When it comes to time management, we should ask, what do we want to put our time towards?
If the answer is checking emails, liking another’s Instagram photo, sitting on meetings, waiting to be told what’s next, then maybe that’s why we’re having so many troubles managing our time.
It’s no wonder we feel overwhelmed; there are so many micro-tasks we’ve been told to do. When we’re living in an “always-on” environment, notifications and messages disrupt our trains of thought more than we think.
To manage our time better, we first need to know where our time is going.
In such a big world, with our ever-increasing levels of education and information, the biggest thing we all want is this: impact.
We all want to be able to create impact. In one way or another, we’re all influencers. We have influence over unique aspects in our networks, and carry the power to create change through our digital devices.
We came to change the world (hopefully for better).
We want to do it in ways that are meaningful to us, and that are good for others.
Though we’re rather small beings, with small voices, we have big dreams and ambitions.
And we won’t stop until we change a bit of our world.
In a world so digitally connected, we are putting all our time and effort into more LinkedIn connections, Instagram followers, TikTok likes—you get the gist.

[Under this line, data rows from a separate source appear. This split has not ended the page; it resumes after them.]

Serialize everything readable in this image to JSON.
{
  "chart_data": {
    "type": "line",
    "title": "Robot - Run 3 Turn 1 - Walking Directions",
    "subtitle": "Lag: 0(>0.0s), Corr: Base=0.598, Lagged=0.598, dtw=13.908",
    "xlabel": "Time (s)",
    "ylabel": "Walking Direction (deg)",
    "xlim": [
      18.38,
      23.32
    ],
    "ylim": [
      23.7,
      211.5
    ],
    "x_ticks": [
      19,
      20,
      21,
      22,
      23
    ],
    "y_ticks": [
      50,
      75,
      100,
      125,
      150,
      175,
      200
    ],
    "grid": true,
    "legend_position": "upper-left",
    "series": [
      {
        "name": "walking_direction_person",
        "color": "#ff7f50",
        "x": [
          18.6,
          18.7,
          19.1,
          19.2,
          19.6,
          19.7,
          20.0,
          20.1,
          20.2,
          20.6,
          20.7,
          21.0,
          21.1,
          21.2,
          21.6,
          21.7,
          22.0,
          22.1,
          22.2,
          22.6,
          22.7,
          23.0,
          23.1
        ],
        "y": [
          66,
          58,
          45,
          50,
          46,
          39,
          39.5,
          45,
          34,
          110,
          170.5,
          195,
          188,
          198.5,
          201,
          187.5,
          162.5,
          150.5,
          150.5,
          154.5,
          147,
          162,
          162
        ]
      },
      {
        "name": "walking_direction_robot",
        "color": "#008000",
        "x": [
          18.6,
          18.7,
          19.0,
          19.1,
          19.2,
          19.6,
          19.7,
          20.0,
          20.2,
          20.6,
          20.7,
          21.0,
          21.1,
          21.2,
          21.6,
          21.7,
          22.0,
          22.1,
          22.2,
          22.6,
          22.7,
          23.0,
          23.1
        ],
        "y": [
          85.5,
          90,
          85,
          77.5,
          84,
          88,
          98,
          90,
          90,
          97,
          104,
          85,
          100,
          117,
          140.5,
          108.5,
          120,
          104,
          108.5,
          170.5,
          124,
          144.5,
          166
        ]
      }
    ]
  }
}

The more time we put into our digital “worth”, the less time we spend being human.
We can send each other memes all we want, but in times of personal need and turmoil, who can you turn to?
If you’re struggling to find your answer, it may be time to invest more effort into being more human.
Connect with others (who are like you) on a ground level, where you can see each others concerns, ambitions, and dreams. We need to find our support in places we don’t frequent.
If this were easy, everybody would be doing it. The truth is that it’s hard. It’s hard to develop empathy to connect with other human beings. It’s hard to open up ourselves to potential scrutiny and humility; being vulnerable is not easy.
But once you find your support, once you find others who are willing and empathetic enough to share who they are with you, you’ve got something special.